Auch wenn der "Flügel" aufgelöst wird, bleibt seine Politik Teil der AfD


Warum es fatal ist, wenn jetzt dem Verfassungsschutz applaudiert wird, wenn er sich gegen Teile der AfD wendet und die Partei insgesamt staatstragend machen will

Peter Nowak | TELEPOLIS

Zentrale des Bundesverfassungsschutzes in Köln. Bild: Verfassungsschutz

Der Corona-Notstand müsste eigentlich eine Hochzeit für Rechte aller Couleur sein. Schließlich werden jetzt in Windeseile Maßnahmen durchgesetzt, die sie seit Jahren gefordert haben. Grenzen auch innerhalb der EU werden geschlossen. Migranten, die dagegen protestieren, dass sie ihre beengten Heime nicht mehr verlassen können, werden, wie in Suhl geschehen, mit einem polizeilichen Großeinsatz zur Räson gerufen. Prepper feiern sich jetzt als die, die schon immer vorgesorgt haben.
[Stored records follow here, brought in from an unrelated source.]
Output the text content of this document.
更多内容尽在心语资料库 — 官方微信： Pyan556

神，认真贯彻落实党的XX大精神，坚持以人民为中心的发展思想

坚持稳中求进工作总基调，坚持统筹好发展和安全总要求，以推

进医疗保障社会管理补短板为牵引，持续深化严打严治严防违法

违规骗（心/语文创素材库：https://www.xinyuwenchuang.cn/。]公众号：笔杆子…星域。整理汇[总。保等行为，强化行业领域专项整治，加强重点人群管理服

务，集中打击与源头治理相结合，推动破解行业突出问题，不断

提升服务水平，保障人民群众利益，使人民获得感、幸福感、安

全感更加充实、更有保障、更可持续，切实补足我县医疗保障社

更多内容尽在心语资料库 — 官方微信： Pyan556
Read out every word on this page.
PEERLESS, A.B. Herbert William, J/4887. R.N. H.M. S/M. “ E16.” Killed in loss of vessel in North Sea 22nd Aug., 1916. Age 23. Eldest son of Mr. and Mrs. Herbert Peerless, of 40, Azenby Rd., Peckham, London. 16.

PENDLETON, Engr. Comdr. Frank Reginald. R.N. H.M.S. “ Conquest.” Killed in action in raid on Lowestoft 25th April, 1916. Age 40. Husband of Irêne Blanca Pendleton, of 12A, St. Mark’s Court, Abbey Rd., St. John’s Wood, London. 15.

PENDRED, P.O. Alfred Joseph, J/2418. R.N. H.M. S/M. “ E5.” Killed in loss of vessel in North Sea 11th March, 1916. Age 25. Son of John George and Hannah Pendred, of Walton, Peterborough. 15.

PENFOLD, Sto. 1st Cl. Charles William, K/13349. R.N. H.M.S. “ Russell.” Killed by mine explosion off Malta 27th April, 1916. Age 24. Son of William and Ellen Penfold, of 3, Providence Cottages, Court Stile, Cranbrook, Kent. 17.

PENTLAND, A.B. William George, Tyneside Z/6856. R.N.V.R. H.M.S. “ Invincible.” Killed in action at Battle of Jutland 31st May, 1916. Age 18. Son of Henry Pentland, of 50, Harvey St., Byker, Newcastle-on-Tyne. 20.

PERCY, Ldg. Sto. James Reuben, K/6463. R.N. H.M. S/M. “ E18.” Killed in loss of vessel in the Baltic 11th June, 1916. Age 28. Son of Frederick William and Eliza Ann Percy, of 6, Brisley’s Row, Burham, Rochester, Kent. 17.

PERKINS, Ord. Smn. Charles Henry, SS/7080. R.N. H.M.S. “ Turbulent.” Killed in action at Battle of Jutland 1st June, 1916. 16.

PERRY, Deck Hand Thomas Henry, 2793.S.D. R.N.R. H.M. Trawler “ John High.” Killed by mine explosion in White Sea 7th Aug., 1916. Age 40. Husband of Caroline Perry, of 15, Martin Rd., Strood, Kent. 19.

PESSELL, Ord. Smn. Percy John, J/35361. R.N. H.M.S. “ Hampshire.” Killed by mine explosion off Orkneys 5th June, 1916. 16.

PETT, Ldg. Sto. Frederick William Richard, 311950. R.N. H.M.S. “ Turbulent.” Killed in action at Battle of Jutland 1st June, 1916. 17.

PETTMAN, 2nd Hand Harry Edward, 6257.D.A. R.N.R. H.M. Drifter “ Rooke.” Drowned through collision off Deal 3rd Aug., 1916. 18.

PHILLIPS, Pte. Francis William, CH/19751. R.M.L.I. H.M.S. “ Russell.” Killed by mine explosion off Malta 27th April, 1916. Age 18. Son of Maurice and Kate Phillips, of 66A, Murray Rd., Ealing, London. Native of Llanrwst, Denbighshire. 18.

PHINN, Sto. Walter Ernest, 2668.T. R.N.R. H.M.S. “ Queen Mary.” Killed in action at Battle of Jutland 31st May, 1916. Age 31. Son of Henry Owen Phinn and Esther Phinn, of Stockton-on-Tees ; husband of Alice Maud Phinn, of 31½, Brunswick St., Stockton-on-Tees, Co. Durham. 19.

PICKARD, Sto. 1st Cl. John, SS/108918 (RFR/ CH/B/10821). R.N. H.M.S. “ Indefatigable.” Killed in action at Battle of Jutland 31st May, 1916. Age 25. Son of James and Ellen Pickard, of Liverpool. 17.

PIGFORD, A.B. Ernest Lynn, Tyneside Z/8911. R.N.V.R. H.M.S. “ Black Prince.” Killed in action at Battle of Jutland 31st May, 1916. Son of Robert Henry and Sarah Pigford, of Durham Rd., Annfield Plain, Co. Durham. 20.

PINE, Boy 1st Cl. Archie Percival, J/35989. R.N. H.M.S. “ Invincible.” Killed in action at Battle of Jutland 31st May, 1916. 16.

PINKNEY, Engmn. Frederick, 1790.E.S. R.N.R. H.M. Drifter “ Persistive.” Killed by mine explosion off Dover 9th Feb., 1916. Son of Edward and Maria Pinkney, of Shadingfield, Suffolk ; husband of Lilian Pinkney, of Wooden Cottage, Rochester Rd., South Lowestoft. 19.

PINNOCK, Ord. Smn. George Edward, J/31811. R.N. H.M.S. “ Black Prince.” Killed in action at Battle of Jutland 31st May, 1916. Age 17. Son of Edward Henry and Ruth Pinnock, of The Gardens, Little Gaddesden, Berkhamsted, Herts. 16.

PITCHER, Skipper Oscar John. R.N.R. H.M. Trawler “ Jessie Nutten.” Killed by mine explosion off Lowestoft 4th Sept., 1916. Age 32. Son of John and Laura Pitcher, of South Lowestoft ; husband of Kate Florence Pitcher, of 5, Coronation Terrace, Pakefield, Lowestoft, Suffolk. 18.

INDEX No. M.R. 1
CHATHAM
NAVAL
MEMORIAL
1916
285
Insgesamt sind Notstandszeiten, in denen von der Bevölkerung Unterordnung unter Anweisungen von Staatsapparaten gefordert wird, gut für die Rechte. Doch dabei gibt es ein Problem für die AfD. Es sind nicht sie, sondern alle Parteien von der Mitte bis zur Linken, die aktuell den Corona-Notstand verteidigen und sogar für Verschärfungen eintreten. Der italienische Soziologe Giorgio Agamben bringt es in einen Beitrag für die konservative Neue Züricher Zeitung auf den Punkt:

Die Epidemie bringt eine zweite, nicht minder beunruhigende Tatsache zum Vorschein: Der Ausnahmezustand, auf den uns die Regierungen seit geraumer Zeit einstimmen, ist zu unserem Normalzustand geworden. Es kam in der Vergangenheit zu schlimmeren Epidemien als der heutigen, aber niemand hatte jemals daran gedacht, deshalb einen Notstand wie den jetzigen auszurufen, der uns sogar daran hindert, uns frei zu bewegen.

Giorgio Agamben

So kann beobachtet werden, dass gerade linksliberale Medien, die den Grünen nahestehen die aktuellen Notstandsmaßnahem besonders verteidigen und alle, die sie kritisch sehen, in die Schranken weisen oder gleich wie den sozialdemokratischen Immunologen Wodarg als Verschwörungstheoretiker bezeichnen. Hätte die AfD eine der Forderungen erhoben, die jetzt in Eiltempo durchgesetzt wird, hätten die linksliberalen Medien und Parteien dies als Beweis dafür gesehen, dass die AfD eine verfassungsfeindliche rechte Partei ist.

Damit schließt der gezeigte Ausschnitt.